Covidtopia: Playing With Fire In Connecticut Courts


Finally, something that sounds like reliable information about the COVID-19 pandemic and the courts in Connecticut.

            A client of mine faces federal narcotics charges. His case was set for trial in early December in Hartford. At a pre-trial conference with a federal judge moments ago, his case was continued until July 2021.(An earlier version of this article mistakenly said 2022; thanks to Chris Latronica for calling me out on the error.)  His trial was continued in the interest of justice.

            Why so long?

            It turns out the federal courts have retained an expert immunologist in Massachusetts. (I am not going to put his name in this blog so as to spare him gratuitous phone calls.)

            Based upon his assessment of the risk of trial in a case drawing jurors from Hartford and Windham Counties, it appears that the risk of infection for trial attendees would be anywhere from 18 to 30 percent if 25 or more people were gathered together for any length of time. It takes a jury of 12 plus alternatives, plus lawyers, judge, marshals, witnesses and court staff to hold a criminal trial. Fewer people are necessary in a civil case.  These numbers are stunning: Why no public report of them? 

           That's the good news: apparently things are expected to get worse before they get better.

            Also, while the statewide infection rate hovers around 3 percent of those tested, the infection rate is higher in Hartford County.

            I was relieved to hear solid data, and even more relieved to learn that the federal courts had retained an expert to advise on these excruciatingly difficult decisions.

            Also of interest is a factor of which I was not previously aware.

            Last month, a civil jury trial took place in Bridgeport, Connecticut. I reported that only two of the 34 jurors questioned raised serious about COVID-exposure, a number that struck me as implausibly low.

            It was not only implausible. It turns out it was misleading.

            Jurors were given the option to opt out of jury service and avoid questioning altogether if they had serious reservations about the pandemic. Those making such an election were never questioned. Hence, the two who ultimately raised questions about it during questioning were part of a larger subset of folks excused from service. I did not learn how many jurors had opted out before questioning.

            The court also noted that special concerns relating to criminal trials are as yet unresolved. Consider the confrontation clause of the Sixth Amendment, a right guaranteeing to defendants the right to “confront” witnesses against them.

            Does this right mean that a defendant can require a witness to unmask during questioning? This is apparently an undecided issue.

            I favor unmasking only because confrontation and cross-examination are a uniquely personal form of combat. Reading a witness’s facial expression, the wavering of their gaze, the lowering of their lip, an inadvertent snicker, frown or sneer, these are all subtle tells to an experienced cross-examiner. Permitting a witness to testify from behind a mask seems wrong to me. I want to see the face of a person whose credibility I am challenging in full display of a jury.

            The right to confront witnesses in such a fashion does not obtain in a civil case. I can well imagine trials taking place with masked witnesses, although, candidly, I’d still object to the practice.

            We’re now in the exact opposite of the position that obtained in Orange County, California last week. A federal judge there, Cormac Carney, dismissed an action because a defendant was not brought to trial in a timely way, a violation of his right to speedy and public trial, another Sixth Amendment staple.

            In the California case, however, the federal judge noted that across the street from the federal court, in the state courts, some 80 criminal jury trials had been conducted in the summer and early fall. How could something be safe on one side of the street, but too hot to handle on the other?

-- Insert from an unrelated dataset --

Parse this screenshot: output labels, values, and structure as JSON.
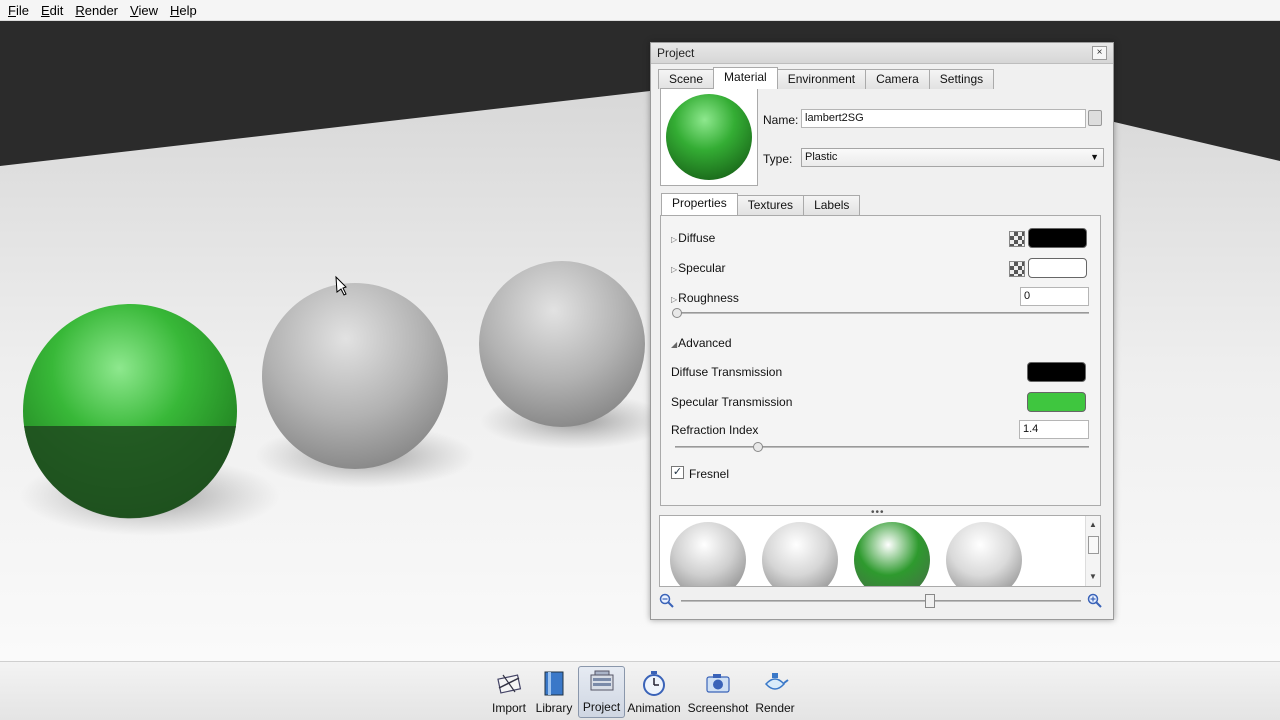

Judge Carney concluded there was no pandemic exception to the Bill of Rights. Of course, he’s right.

            There have been no trials in Connecticut. How do we proceed now?

            Slowly, seems to be the right answer.

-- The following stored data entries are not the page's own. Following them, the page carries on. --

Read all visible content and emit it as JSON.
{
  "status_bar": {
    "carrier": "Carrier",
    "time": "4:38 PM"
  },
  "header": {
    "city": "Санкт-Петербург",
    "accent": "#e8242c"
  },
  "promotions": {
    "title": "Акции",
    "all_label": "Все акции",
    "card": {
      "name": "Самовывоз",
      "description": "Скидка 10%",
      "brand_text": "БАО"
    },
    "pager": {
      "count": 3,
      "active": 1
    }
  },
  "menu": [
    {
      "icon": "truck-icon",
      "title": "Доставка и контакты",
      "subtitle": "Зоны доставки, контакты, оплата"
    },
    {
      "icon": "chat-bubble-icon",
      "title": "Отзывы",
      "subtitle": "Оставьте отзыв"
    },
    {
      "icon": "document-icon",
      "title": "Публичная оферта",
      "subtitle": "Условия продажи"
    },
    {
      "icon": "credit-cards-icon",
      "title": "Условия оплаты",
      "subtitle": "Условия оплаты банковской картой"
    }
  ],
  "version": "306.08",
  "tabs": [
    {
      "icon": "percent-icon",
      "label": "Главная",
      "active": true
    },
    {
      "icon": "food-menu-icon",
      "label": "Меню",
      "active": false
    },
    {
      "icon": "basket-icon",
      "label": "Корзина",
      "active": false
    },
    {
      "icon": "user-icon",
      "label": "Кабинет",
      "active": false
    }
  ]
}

            So now we are left with the following: The federal courts have retained an expert who advises of a serious and substantial risk to public health if groups of a size sufficient to conduct such a criminal trial are gathered. In the meantime, the State of Connecticut is issuing juror summonses and requiring large groups to gather in its courthouses.

            Is it too much to ask the state and federal courts to pool their resources, come up with metrics that objectively calculate the risk, and then distribute that data to the general public? This isn’t the sort of information that should be kept secret. Eight months into this adventure and most of us are hungry for this sort of data.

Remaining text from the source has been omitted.